2. Insurance companies will take more interest in ASCs in unsaturated markets. Payers may opt to work with ASCs depending on the type of market an ASC is operating in. "If you're in a market that is dominated by hospitals, and there is a need for ASCs in the network, the payer consolidation may result in the payer having more interest in working with the ASC because it provides a more cost-effective option," says Naya Kehayes.
3. Reimbursement rates may change. The major concern voiced by many healthcare professionals is how the mergers may impact reimbursement rates. Many fear reimbursements will continue to fall, which is a real possibility for many healthcare facilities. However, individually contracted rates could go the other direction as well.

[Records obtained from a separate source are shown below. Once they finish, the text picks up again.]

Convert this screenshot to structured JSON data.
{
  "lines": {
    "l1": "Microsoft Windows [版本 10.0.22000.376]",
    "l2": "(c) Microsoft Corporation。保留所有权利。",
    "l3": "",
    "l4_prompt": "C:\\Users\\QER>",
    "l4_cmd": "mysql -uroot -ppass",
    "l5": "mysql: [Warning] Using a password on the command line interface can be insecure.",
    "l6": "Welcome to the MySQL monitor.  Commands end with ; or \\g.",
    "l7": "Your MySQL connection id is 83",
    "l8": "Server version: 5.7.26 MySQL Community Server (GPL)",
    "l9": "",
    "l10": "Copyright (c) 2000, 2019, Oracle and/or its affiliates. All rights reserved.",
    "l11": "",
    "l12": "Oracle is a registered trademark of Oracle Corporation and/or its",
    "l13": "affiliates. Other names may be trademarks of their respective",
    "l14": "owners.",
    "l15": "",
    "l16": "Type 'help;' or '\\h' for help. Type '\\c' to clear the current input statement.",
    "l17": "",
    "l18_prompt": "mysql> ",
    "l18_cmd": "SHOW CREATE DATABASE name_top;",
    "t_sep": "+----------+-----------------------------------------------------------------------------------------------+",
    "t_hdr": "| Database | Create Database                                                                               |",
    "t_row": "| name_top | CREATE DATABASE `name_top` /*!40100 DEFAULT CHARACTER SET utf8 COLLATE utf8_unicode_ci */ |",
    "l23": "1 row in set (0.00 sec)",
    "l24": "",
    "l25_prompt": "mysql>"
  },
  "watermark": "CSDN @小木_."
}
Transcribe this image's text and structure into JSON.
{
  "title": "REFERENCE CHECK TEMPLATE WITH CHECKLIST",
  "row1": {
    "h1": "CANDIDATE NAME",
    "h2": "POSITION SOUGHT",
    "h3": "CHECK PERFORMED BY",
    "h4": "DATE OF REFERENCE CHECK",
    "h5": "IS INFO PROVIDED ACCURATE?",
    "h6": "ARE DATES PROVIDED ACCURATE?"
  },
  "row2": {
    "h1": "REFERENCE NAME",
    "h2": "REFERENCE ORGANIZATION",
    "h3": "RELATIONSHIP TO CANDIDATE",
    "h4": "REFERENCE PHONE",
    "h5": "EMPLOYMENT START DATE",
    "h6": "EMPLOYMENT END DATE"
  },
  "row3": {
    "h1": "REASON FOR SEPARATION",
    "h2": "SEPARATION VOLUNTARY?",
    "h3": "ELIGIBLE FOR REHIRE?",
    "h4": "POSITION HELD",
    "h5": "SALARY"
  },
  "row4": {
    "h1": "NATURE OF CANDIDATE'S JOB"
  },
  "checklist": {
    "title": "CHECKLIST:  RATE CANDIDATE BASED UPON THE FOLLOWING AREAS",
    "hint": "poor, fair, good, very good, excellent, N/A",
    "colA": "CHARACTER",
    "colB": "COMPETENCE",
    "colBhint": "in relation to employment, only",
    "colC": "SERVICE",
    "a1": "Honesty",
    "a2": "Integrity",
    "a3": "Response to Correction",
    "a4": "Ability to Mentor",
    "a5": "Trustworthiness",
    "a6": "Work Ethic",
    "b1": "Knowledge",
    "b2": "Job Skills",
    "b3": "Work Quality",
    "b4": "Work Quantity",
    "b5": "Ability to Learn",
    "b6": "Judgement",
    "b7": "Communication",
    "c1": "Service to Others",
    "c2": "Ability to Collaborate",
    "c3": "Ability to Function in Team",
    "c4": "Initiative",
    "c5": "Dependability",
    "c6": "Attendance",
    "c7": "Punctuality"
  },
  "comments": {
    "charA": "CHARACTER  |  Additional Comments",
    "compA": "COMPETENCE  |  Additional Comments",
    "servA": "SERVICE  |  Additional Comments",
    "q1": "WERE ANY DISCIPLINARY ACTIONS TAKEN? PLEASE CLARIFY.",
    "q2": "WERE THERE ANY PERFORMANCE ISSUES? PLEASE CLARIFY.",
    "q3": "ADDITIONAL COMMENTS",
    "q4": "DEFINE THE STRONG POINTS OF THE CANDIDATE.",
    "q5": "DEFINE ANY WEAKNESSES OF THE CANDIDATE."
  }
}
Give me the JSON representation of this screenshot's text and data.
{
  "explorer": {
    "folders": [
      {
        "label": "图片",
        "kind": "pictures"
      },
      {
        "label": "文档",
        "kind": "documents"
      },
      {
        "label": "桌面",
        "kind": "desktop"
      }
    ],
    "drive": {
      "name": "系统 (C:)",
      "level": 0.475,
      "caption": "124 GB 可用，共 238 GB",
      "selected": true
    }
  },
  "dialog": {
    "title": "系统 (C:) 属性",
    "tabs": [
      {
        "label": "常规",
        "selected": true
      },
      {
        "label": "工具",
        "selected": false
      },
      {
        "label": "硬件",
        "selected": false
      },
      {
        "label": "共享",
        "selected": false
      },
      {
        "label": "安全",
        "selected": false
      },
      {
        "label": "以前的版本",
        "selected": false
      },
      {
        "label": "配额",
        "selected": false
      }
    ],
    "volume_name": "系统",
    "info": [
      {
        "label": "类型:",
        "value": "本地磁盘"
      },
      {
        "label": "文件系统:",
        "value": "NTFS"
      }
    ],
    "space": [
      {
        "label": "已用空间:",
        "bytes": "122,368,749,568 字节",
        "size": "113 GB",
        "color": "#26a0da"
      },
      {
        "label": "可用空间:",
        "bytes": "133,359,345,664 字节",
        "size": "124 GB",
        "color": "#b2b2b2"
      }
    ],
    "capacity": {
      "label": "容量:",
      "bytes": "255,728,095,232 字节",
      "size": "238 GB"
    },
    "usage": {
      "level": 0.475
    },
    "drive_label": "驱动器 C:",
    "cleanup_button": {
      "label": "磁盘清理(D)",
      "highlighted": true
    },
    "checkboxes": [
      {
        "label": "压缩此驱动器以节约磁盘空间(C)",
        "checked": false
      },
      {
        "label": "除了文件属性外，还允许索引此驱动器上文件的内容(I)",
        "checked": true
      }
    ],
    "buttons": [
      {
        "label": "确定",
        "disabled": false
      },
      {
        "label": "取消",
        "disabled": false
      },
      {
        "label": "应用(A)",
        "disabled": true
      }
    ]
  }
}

If your center has two separate contracted rates with the merging entities, the payers often want to roll all members on to one contract so it is not uncommon for the payer to consolidate contracts and/or restructure insurance product offerings to employer groups. Therefore, it is possible that the ASC could see the lower contracted rates boosted to the higher contracted rates post-merger if the surviving contract is the one with the stronger rates; of course, this could go the other way as well. Every situation is different, but with any change there is potentially opportunity.
"Contract change is not necessarily negative," says Ms. Kehayes. "It is dependent on the structure of the payment methodology relative to the case mix of the ASC."
4. ASCs gain access to procedures they weren't in previous contracts. An insurance merger could allow an ASC to perform new procedures that were not previously covered under the ASC's contract with the payer. If one payer did not previously authorize certain procedures in the ASC setting under contract, and they merge with a payer that does authorizes such procedures, the mega-merger brings can provide access to a new volume of cases
"Mergers may create an opportunity to provide more services," says Ms. Kehayes. "The payer merger may result in the expansion of the ASC list of approved CPT Codes that could include services such as total joint or spine surgery."